The Elephant Vanishes is a collection of 17 short stories, the title being the title of the last story by Japanese author Haruki Murakami. The stories were written between 1980 and 1991, and published in Japan in various magazines, then collections. The stories usually don’t follow a theme, but a theme of self-awareness can be found in most stories.
The contents of this compilation were selected by Gary Fisketjon (Murakami's editor at Knopf) and first published in English translation in 1993 (its Japanese counterpart was released later in 2005). Several of the stories had already appeared (often with alternate translations) in the magazines The New Yorker, Playboy, and The Magazine (Mobil Corp.) before this compilation was published. The stories mesh normality with surrealism, and focus on painful issues involving loss, destruction, confusion and loneliness.

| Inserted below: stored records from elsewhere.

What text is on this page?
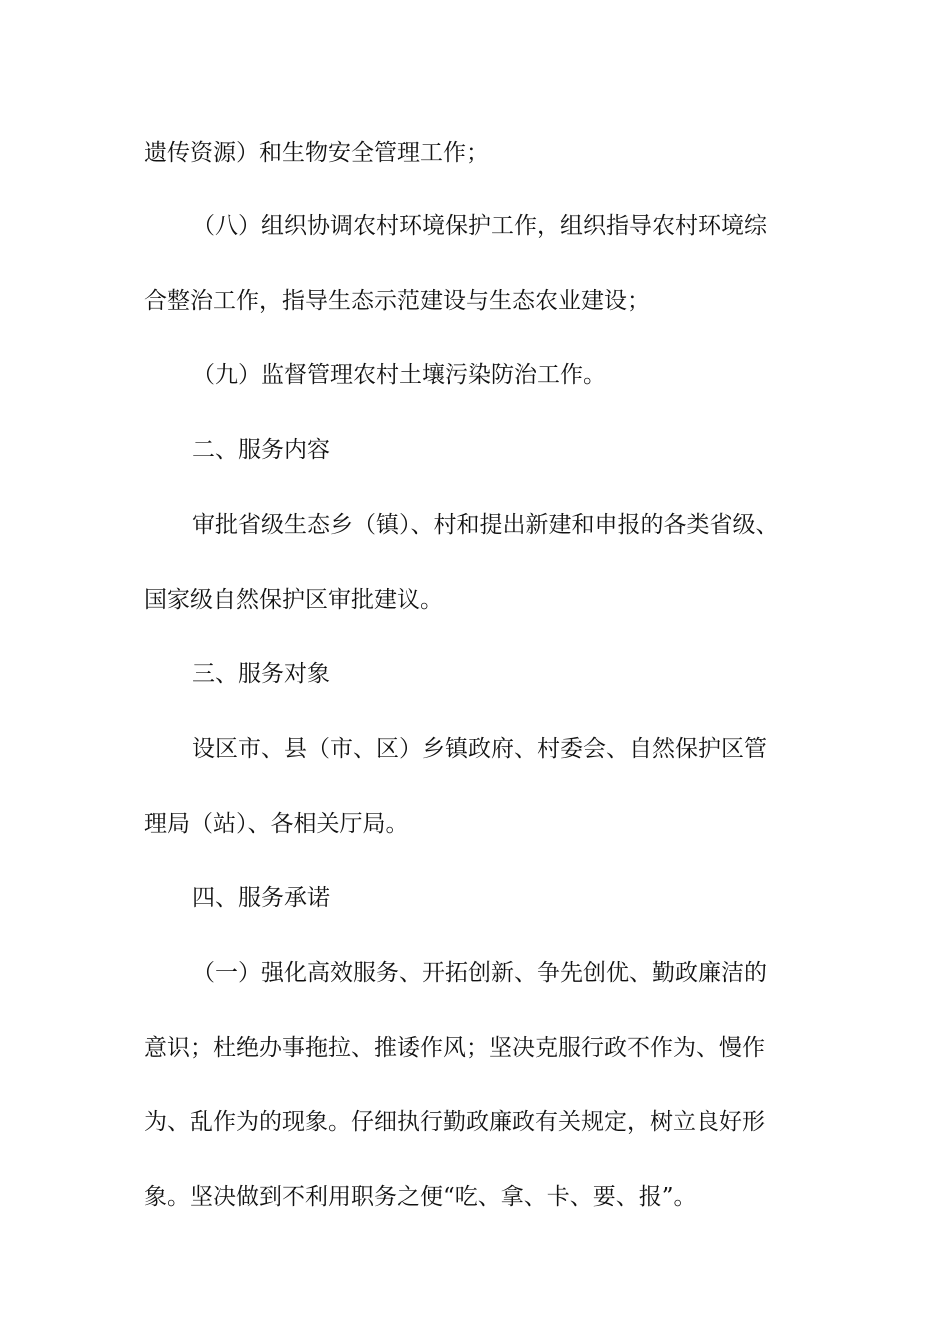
遗传资源）和生物安全管理工作；
（八）组织协调农村环境保护工作，组织指导农村环境综
合整治工作，指导生态示范建设与生态农业建设；
（九）监督管理农村土壤污染防治工作。
二、服务内容
审批省级生态乡（镇）、村和提出新建和申报的各类省级、
国家级自然保护区审批建议。
三、服务对象
设区市、县（市、区）乡镇政府、村委会、自然保护区管
理局（站）、各相关厅局。
四、服务承诺
（一）强化高效服务、开拓创新、争先创优、勤政廉洁的
意识；杜绝办事拖拉、推诿作风；坚决克服行政不作为、慢作
为、乱作为的现象。仔细执行勤政廉政有关规定，树立良好形
象。坚决做到不利用职务之便“吃、拿、卡、要、报”。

‘Elephant Vanishes’, the last story, tells the story of an elephant that was tied in the center of Tokyo, with utmost security and yet it escapes. There are no leads to its whereabouts, and the narrator forms an opinion that it vanished. Stories like ‘Sleep’, ‘Barn Burning’ and ‘The Silence’ end with cliff-hangers and create a sense of suspense. Some stories also use a paranormal element, as in ‘The Dancing Dwarf’, The ‘Little Green Monster’, and ‘Sleep’.